The decarbonisation of the European energy system faces the challenge of how to integrate an increasing share of intermittent renewable energies. Hydrogen energy storage is one of the options that may facilitate this integration. With a favourable policy framework in place, hydrogen storage may become a viable option for large-scale electricity storage, particularly in Germany where there are also excellent geological conditions for underground storage of hydrogen across its Northern part.
To use its full potential, though, hydrogen needs to become an integral part of the energy system as a universal energy carrier next to electricity, with its additional capability of electricity storage: hydrogen enables sector coupling, a key prerequisite for decarbonizing not only the power generation sector, but also transport, industry and heating. For instance, the final report of the German Coal Commission about phasing out coal fired power stations places great importance on the role of hydrogen for the energy transition. A key building block for this is hydrogen electrolysis from renewable electricity.
Currently, beyond various “R&D type” programs at European, national or regional level, there is no legal or regulatory framework in place, that enables a business case for green hydrogen energy projects (beyond demonstration) – both at European and national level; be it for mobility applications (passenger cars or trucks) or for use in industry as a substitute for fossil hydrogen. At European level, the RED II Directive in principle paves the way for rewarding the use of renewable hydrogen in refineries, however, relevant details for implementation are still pending. Also, despite the recent surge in CO2 prices, the European ETS still does not provide sufficient economic stimulus for green hydrogen projects. In particular in Germany, the (partial) reduction of levies and taxes on electricity and/or dedicated incentive schemes will be a key enabler for the cost-competitive production of hydrogen from green electricity, all the more for energy storage applications.
Germany is among the countries most actively looking into hydrogen energy. Notable initiatives include H2Mobility Germany, an industry consortium building a network of hydrogen refuelling stations, or the recent ideas competition organized by the Federal Ministry of Economics and Labour “Reallabore der Energiewende” aimed at showcasing hydrogen-based sector coupling on an industrial scale. In addition, there have been recent announcements for large-scale electrolyser projects by gas and electricity infrastructure companies, as well as by companies from the refinery and steel sectors. After earlier demonstration projects had not been realized, there is also renewed interest in exploring options for underground hydrogen storage. Lately, there are also considerations for hydrogen production from offshore wind in Germany (as well as in the neighbouring Netherlands).
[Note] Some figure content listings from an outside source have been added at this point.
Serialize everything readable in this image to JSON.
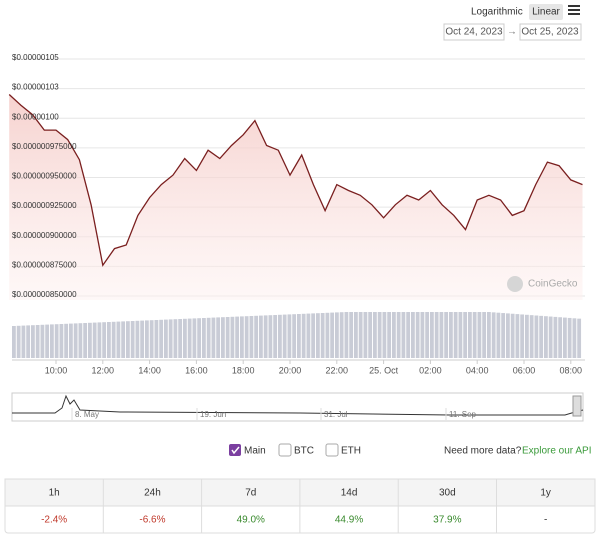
{
  "controls": {
    "scale_options": [
      "Logarithmic",
      "Linear"
    ],
    "date_from": "Oct 24, 2023",
    "date_to": "Oct 25, 2023"
  },
  "chart_data": {
    "type": "line",
    "watermark": "CoinGecko",
    "categories": [
      null,
      null,
      null,
      null,
      "10:00",
      null,
      null,
      null,
      "12:00",
      null,
      null,
      null,
      "14:00",
      null,
      null,
      null,
      "16:00",
      null,
      null,
      null,
      "18:00",
      null,
      null,
      null,
      "20:00",
      null,
      null,
      null,
      "22:00",
      null,
      null,
      null,
      "25. Oct",
      null,
      null,
      null,
      "02:00",
      null,
      null,
      null,
      "04:00",
      null,
      null,
      null,
      "06:00",
      null,
      null,
      null,
      "08:00",
      null
    ],
    "series": [
      {
        "name": "Main",
        "color": "#7a1f1f",
        "values": [
          1.02e-06,
          1.011e-06,
          1.003e-06,
          9.9e-07,
          9.9e-07,
          9.82e-07,
          9.65e-07,
          9.27e-07,
          8.76e-07,
          8.9e-07,
          8.93e-07,
          9.18e-07,
          9.33e-07,
          9.44e-07,
          9.52e-07,
          9.66e-07,
          9.56e-07,
          9.73e-07,
          9.66e-07,
          9.77e-07,
          9.86e-07,
          9.98e-07,
          9.77e-07,
          9.73e-07,
          9.52e-07,
          9.69e-07,
          9.44e-07,
          9.22e-07,
          9.44e-07,
          9.39e-07,
          9.35e-07,
          9.27e-07,
          9.16e-07,
          9.27e-07,
          9.35e-07,
          9.31e-07,
          9.39e-07,
          9.27e-07,
          9.18e-07,
          9.06e-07,
          9.31e-07,
          9.35e-07,
          9.31e-07,
          9.18e-07,
          9.22e-07,
          9.44e-07,
          9.63e-07,
          9.6e-07,
          9.48e-07,
          9.44e-07
        ]
      }
    ],
    "ylim": [
      8.5e-07,
      1.05e-06
    ],
    "yticks": [
      {
        "value": 1.05e-06,
        "label": "$0.00000105"
      },
      {
        "value": 1.025e-06,
        "label": "$0.00000103"
      },
      {
        "value": 1e-06,
        "label": "$0.00000100"
      },
      {
        "value": 9.75e-07,
        "label": "$0.000000975000"
      },
      {
        "value": 9.5e-07,
        "label": "$0.000000950000"
      },
      {
        "value": 9.25e-07,
        "label": "$0.000000925000"
      },
      {
        "value": 9e-07,
        "label": "$0.000000900000"
      },
      {
        "value": 8.75e-07,
        "label": "$0.000000875000"
      },
      {
        "value": 8.5e-07,
        "label": "$0.000000850000"
      }
    ],
    "grid": true,
    "navigator_labels": [
      "8. May",
      "19. Jun",
      "31. Jul",
      "11. Sep"
    ],
    "legend": [
      "Main",
      "BTC",
      "ETH"
    ]
  },
  "api_note": {
    "question": "Need more data?",
    "link": "Explore our API"
  },
  "table": {
    "headers": [
      "1h",
      "24h",
      "7d",
      "14d",
      "30d",
      "1y"
    ],
    "values": [
      "-2.4%",
      "-6.6%",
      "49.0%",
      "44.9%",
      "37.9%",
      "-"
    ]
  }
}
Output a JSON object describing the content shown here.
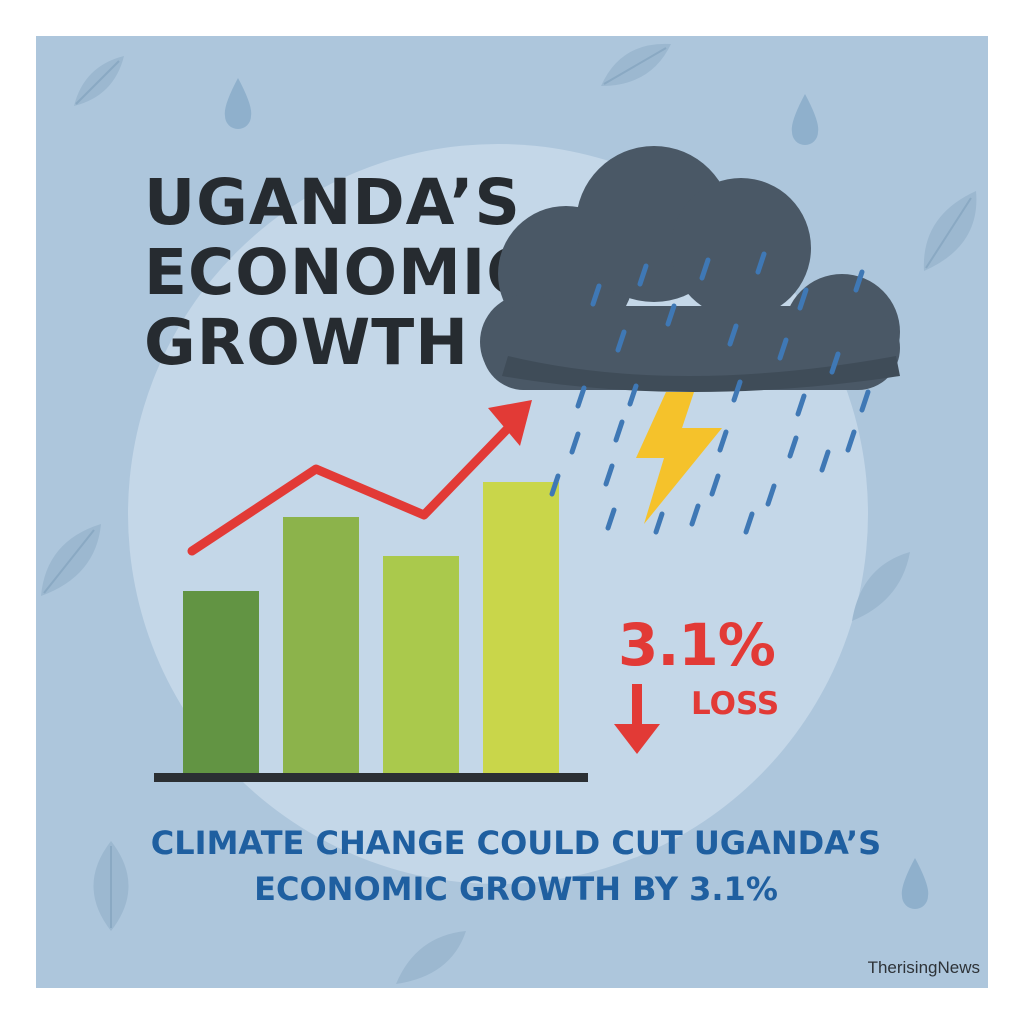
{
  "title": {
    "lines": [
      "UGANDA’S",
      "ECONOMIC",
      "GROWTH"
    ]
  },
  "stat": {
    "value": "3.1%",
    "label": "LOSS"
  },
  "headline": {
    "lines": [
      "CLIMATE CHANGE COULD CUT UGANDA’S",
      "ECONOMIC GROWTH BY 3.1%"
    ]
  },
  "credit": "TherisingNews",
  "icons": [
    "leaf-icon",
    "raindrop-icon",
    "storm-cloud-icon",
    "lightning-bolt-icon",
    "trend-arrow-icon",
    "down-arrow-icon"
  ],
  "colors": {
    "background": "#adc6dc",
    "cloud": "#4a5866",
    "rain": "#3f78b5",
    "lightning": "#f5c22b",
    "trend_arrow": "#e23a36",
    "loss_text": "#e23a36",
    "headline_text": "#1f5fa0",
    "bars": [
      "#629443",
      "#8cb34b",
      "#aac94c",
      "#c9d64a"
    ]
  }
}
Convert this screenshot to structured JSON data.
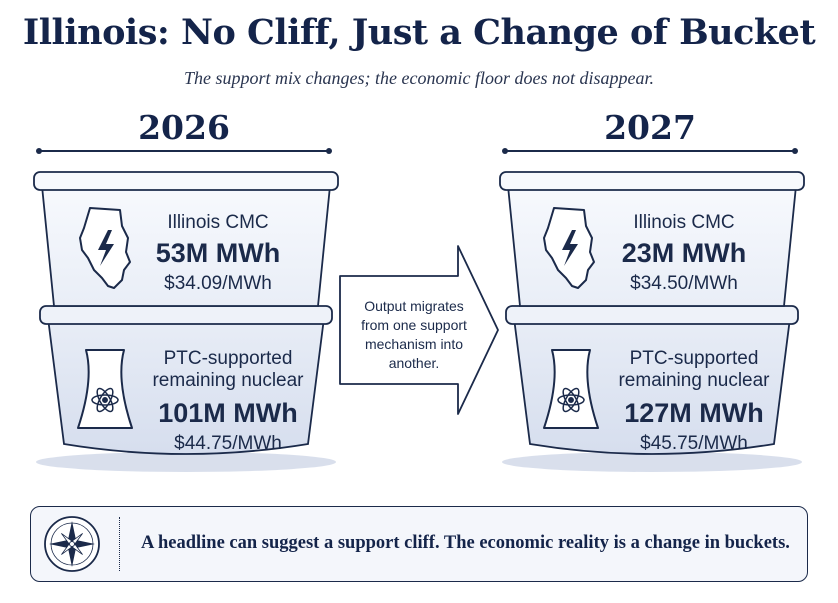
{
  "title": "Illinois: No Cliff, Just a Change of Bucket",
  "subtitle": "The support mix changes; the economic floor does not disappear.",
  "years": [
    {
      "year": "2026",
      "cmc": {
        "label": "Illinois CMC",
        "volume": "53M MWh",
        "price": "$34.09/MWh"
      },
      "ptc": {
        "label_line1": "PTC-supported",
        "label_line2": "remaining nuclear",
        "volume": "101M MWh",
        "price": "$44.75/MWh"
      }
    },
    {
      "year": "2027",
      "cmc": {
        "label": "Illinois CMC",
        "volume": "23M MWh",
        "price": "$34.50/MWh"
      },
      "ptc": {
        "label_line1": "PTC-supported",
        "label_line2": "remaining nuclear",
        "volume": "127M MWh",
        "price": "$45.75/MWh"
      }
    }
  ],
  "arrow": {
    "line1": "Output migrates",
    "line2": "from one support",
    "line3": "mechanism into",
    "line4": "another."
  },
  "callout": {
    "text": "A headline can suggest a support cliff. The economic reality is a change in buckets."
  },
  "icons": {
    "state": "illinois-lightning-icon",
    "plant": "cooling-tower-atom-icon",
    "compass": "compass-rose-icon"
  },
  "colors": {
    "navy": "#14244a",
    "bucket_top": "#f2f5fb",
    "bucket_bottom": "#dfe6f3"
  }
}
Because of the “chicken and egg problem” of hydrogen and hence the risk of market failure, hydrogen projects (will) struggle to attract third-party financing. In the absence of a national hydrogen strategy and without an appropriate political and regulatory framework, there is currently no viable business case for hydrogen applications – be it in the mobility sector, for use in industry or admixture into the gas grid. Given the market uncertainty, funding for hydrogen (infrastructure) projects comes primarily from national or European R&D institutions (like NOW or FCH JU), with co-funding from industry; for instance, H2Mobility was not able to raise external financing because of the inherent market failure risk. Especially during the early transition and introduction phase, all hydrogen applications and markets are in need of favourable policy and regulatory frameworks with high level of continuity, in order to reduce early investment risks.
The technical feasibility of hydrogen energy projects (or more broadly speaking, power-to-gas projects) has been demonstrated for some 10 years in various demonstration projects, in Germany and elsewhere. First electrolyser projects >10 MW for industrial applications are being built by the refinery and steel sectors, with concrete plans to construct facilities >100 MW in the next years, among others for injection into the gas pipeline network.
Profitability correlates with scale, which is needed to drive down the costs of electrolysers for hydrogen production. To achieve scale in the short term, industrial applications and admixture to the gas grid are most promising. However, to enable scale, the right policy framework needs to be put in place first to enable the most promising early business cases for hydrogen energy (storage) projects.